Built in  Bijapur during the reign of Ali Adil Shah, the Jami Masjid at Bijapur clearly shows the connection with the Bahmani style of the previous century,  it was built to celebrate his victory in the Battle of Talikota.
It is spread over an area of about 10,810 sq m and has beautiful arches, a fine dome and a large inner courtyard. The structure was never completed, as it lacks the two minarets which were supposed to flank the exterior of its eastern entrance, the whole part being left unfinished.  It has been counted as one of the first mosques in India and holds a copy of the Quran written in gold. Moreover, this is the largest masjid in the region and dates back to the period of Adil Shah.
Apart from this, around 2,250 black squares have been erected on the polished floor, for the worshippers. An entrance gateway was added later by the Mughal Emperor Aurangzeb. Other features such as the ornamental merlons above the parapet of the courtyard are also missing.
The exterior has been treated by introducing two storeys of arcades recessed into the wall,  the lower one being ornamental while the upper one is open and discloses an arched corridor running  across the entire back and sides of the exterior. The courtyard is a square of 155′ side, contained on three sides by seven arches on each side.  On the west, this arcade shows a central opening emphasized by foliations, forming the facade of the sanctuary.

A wide and deep cornice supported on brackets projects above this arcade. Above the middle of the sanctuary the arcaded square clerestory rises which supports the dome  which is no longer stilted but hemispherical in shape with a metal finial crowned by the crescent symbol.
The interior of the sanctuary is a large hall 208′ X 107′, divided into five aisles by arches on large masonry piers. The nave is a square of 75′ diameter contained within 12 arches. The arches intersect at the top to form an octagonal cornice for supporting the base of. the dome.

Around the nave are the square bays of the aisles, whose ceilings are built on the same principle as the nave, but modified to suit their smaller size. The onion shaped dome of the masjid rests on the beams of a hall, which are divided into 45 compartments.

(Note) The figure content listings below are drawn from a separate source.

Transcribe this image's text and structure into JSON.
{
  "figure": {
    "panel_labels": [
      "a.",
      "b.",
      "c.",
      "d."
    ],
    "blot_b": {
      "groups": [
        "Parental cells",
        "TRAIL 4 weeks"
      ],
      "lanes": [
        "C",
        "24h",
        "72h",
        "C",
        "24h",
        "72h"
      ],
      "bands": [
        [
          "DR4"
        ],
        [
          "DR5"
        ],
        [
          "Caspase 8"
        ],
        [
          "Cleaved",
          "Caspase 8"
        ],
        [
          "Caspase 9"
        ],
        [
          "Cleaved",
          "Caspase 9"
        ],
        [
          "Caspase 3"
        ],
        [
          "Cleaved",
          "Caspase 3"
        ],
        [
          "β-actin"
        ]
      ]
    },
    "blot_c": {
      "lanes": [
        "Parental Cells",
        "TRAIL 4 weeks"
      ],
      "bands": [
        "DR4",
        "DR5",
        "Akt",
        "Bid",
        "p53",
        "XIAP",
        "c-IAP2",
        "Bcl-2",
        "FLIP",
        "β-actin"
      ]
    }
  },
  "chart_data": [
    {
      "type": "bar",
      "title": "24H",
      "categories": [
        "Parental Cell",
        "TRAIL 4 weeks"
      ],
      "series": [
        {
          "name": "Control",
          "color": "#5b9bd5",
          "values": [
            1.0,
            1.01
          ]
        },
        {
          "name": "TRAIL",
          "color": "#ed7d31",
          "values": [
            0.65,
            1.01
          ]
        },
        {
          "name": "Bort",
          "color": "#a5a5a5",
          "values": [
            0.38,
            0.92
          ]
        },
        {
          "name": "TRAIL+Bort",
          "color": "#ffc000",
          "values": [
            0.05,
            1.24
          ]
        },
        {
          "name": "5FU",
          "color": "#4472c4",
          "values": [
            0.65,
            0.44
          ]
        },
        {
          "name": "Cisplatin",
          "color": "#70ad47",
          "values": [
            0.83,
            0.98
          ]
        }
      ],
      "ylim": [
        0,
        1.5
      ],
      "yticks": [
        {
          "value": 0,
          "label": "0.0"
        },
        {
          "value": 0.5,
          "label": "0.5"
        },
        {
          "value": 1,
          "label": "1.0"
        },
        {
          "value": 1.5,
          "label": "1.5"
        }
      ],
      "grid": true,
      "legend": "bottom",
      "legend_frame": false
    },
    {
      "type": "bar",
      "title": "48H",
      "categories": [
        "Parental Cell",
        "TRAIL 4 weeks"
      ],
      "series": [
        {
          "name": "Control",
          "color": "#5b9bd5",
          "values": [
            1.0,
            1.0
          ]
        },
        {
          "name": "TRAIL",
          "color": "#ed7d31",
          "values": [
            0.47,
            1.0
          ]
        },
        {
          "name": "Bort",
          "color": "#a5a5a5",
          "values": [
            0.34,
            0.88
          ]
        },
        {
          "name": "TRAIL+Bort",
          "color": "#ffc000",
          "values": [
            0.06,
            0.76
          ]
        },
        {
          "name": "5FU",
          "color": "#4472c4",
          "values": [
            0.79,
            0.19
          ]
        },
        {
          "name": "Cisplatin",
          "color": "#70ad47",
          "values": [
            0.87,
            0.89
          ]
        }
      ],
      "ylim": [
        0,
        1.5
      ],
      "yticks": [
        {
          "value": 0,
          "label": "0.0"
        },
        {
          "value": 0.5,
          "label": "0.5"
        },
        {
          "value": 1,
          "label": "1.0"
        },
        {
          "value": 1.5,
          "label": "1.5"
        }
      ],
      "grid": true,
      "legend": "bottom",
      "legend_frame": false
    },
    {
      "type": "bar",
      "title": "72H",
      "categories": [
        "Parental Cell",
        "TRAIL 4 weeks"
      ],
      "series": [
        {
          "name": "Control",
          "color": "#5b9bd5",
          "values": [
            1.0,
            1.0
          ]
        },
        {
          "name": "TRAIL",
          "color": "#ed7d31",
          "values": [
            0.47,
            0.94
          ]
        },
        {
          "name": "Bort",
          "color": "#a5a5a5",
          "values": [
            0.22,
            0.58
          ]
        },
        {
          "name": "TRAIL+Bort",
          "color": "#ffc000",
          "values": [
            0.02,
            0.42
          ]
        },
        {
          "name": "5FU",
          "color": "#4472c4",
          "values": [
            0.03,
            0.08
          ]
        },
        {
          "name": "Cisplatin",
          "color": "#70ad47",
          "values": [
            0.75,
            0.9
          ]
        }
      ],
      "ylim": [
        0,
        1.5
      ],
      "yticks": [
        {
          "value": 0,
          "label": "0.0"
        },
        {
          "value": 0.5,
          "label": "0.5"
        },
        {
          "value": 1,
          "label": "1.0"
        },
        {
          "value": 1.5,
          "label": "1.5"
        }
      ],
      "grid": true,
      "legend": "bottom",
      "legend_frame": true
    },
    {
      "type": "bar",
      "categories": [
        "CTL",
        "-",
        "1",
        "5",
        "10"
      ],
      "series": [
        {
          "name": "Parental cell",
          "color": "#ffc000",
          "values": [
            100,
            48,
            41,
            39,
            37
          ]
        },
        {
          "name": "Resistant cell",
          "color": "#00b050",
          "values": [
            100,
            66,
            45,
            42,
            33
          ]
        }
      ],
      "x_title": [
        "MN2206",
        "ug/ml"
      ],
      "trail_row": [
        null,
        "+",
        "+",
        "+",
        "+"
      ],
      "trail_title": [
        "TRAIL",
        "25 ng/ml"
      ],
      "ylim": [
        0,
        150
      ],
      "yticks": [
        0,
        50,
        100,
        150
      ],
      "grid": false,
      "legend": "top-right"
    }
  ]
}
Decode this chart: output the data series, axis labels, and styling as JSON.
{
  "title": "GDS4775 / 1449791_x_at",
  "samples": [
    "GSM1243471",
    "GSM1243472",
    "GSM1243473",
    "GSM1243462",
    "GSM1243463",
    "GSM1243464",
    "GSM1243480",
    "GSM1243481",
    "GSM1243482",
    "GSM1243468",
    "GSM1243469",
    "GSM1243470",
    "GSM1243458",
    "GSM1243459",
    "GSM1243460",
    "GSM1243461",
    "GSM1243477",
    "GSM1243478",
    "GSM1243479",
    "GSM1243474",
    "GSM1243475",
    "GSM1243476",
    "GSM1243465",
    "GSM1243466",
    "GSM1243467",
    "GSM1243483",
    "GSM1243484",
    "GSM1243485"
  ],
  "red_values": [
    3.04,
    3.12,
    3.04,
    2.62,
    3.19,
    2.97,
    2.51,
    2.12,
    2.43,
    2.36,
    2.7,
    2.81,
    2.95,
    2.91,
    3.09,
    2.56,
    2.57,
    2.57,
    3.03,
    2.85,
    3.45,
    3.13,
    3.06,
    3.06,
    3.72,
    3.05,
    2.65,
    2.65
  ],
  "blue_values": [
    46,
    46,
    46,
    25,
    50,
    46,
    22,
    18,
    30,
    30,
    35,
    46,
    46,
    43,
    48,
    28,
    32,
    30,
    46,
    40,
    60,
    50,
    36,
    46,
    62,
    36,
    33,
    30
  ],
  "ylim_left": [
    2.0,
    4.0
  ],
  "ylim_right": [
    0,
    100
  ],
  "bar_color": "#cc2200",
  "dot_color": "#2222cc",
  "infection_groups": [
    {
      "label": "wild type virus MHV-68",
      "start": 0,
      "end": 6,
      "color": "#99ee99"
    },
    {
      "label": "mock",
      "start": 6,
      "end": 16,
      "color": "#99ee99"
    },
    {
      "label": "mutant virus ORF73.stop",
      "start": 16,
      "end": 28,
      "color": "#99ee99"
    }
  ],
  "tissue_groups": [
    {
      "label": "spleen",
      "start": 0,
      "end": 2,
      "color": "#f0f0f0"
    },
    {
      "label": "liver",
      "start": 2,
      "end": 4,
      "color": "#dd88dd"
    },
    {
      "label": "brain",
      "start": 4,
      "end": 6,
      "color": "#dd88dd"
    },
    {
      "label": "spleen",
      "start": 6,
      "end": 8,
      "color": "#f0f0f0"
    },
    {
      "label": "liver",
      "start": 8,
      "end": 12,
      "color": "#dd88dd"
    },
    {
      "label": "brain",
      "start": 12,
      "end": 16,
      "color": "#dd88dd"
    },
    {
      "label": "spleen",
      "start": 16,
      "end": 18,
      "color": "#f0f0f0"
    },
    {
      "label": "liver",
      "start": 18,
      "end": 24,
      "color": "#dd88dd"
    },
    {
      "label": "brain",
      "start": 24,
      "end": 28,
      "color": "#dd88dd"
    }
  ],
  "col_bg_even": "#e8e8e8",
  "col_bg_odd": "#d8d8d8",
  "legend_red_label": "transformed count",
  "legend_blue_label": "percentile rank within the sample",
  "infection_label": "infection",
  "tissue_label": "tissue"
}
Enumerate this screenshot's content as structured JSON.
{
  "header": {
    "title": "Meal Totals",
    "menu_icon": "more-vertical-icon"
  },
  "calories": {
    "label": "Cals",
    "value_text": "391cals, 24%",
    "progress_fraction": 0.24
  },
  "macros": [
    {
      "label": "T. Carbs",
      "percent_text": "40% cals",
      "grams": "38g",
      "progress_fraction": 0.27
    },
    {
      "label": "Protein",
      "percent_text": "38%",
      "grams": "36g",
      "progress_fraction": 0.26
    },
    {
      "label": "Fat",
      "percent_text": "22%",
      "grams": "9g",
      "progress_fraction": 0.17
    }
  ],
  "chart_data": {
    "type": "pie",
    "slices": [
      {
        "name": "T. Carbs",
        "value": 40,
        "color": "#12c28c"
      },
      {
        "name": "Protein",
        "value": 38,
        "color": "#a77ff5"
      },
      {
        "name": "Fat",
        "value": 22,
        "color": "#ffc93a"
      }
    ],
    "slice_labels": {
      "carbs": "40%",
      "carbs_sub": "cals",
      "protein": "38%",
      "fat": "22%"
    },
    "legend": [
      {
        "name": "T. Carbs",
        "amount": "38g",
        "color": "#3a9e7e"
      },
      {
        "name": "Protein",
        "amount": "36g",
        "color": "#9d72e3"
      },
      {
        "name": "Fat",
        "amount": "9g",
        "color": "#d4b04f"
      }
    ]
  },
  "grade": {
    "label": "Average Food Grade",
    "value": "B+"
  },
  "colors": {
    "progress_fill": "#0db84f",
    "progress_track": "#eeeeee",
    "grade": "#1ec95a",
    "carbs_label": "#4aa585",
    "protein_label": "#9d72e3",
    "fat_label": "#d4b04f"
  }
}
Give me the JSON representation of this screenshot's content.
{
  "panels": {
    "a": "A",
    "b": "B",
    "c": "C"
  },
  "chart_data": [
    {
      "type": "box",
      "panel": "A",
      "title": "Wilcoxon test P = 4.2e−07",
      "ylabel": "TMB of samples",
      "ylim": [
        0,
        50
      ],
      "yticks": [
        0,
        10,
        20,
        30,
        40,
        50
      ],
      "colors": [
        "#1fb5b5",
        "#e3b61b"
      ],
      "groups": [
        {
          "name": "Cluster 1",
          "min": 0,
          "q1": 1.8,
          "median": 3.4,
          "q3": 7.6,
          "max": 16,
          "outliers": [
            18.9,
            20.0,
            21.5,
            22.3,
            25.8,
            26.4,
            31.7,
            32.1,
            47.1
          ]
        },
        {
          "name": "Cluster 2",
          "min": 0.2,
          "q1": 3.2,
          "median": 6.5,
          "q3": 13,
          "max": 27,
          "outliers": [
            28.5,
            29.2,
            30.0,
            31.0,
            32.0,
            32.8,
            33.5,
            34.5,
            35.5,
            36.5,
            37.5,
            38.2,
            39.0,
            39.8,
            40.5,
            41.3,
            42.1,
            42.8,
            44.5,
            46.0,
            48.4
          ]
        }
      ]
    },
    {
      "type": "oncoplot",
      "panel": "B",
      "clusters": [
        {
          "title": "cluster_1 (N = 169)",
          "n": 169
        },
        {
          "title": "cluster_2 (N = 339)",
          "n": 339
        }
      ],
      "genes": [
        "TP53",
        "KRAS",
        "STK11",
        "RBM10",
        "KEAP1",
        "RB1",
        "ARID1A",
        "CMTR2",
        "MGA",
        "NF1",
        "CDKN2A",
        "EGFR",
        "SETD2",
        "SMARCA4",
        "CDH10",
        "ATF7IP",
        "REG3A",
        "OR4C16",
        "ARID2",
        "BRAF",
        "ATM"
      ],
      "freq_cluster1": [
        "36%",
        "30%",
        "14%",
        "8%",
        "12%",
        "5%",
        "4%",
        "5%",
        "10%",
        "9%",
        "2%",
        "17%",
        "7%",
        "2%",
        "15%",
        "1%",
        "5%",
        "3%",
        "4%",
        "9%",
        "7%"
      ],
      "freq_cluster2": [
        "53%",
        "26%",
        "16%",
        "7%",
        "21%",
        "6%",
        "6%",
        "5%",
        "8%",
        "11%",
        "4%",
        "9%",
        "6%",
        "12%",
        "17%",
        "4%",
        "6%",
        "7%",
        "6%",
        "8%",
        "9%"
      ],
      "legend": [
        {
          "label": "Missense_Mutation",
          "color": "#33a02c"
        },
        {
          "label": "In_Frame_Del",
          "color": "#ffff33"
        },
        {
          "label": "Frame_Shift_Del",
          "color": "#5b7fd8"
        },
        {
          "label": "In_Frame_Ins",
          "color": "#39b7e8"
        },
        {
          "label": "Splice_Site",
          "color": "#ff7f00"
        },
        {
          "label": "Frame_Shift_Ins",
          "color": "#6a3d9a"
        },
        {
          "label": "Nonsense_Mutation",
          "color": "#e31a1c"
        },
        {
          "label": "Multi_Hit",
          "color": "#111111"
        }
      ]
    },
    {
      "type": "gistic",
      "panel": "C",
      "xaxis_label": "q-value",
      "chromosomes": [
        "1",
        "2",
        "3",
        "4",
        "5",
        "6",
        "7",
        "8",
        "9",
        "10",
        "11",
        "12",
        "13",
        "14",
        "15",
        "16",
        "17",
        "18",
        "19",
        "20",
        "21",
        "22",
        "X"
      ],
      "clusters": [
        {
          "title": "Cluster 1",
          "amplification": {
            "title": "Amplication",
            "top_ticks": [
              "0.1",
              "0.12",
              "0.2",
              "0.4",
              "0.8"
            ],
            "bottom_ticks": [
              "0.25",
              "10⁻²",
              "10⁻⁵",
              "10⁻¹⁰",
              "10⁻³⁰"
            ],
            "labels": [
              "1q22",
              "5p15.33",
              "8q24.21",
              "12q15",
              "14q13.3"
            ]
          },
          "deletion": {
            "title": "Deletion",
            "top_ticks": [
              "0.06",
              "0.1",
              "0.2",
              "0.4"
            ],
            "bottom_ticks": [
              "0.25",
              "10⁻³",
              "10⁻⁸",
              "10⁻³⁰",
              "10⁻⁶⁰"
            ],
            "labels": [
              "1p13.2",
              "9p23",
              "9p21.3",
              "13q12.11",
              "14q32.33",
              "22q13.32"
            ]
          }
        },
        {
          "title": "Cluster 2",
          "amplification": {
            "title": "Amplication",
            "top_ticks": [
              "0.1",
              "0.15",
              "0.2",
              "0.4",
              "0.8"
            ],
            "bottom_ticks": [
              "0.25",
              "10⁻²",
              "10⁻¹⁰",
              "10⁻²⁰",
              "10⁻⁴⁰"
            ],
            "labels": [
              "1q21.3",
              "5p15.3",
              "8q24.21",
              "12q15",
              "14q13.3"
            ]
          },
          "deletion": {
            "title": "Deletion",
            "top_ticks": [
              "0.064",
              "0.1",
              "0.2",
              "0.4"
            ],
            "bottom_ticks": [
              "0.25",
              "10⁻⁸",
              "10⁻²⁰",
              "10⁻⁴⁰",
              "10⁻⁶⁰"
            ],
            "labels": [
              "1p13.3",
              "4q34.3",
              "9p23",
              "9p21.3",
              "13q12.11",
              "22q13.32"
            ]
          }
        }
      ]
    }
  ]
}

There is a fountain at the centre, many arches and rooms, a hall and a dome with another 33 domes surrounding it. The masjid also has 12 arches built with 12 interleaving arches and a gateway designed by Aurangzeb. Ornamentation has been kept to a minimum, being of a broad and restrained order and any plastic treatment is of an architectonic nature, more for accentuating a line or space than for embellishment. An incongruous ornament, in the form of a mural design in relief was added at a later date but is confined to the mihrab arch. The twin minarets of Jumma Masjid are decorated with numerous pigeon-holes, and terminate in bulbous  domes above the balconies. Moreover, prayers are still offered, both at the mosque and at the mausoleum.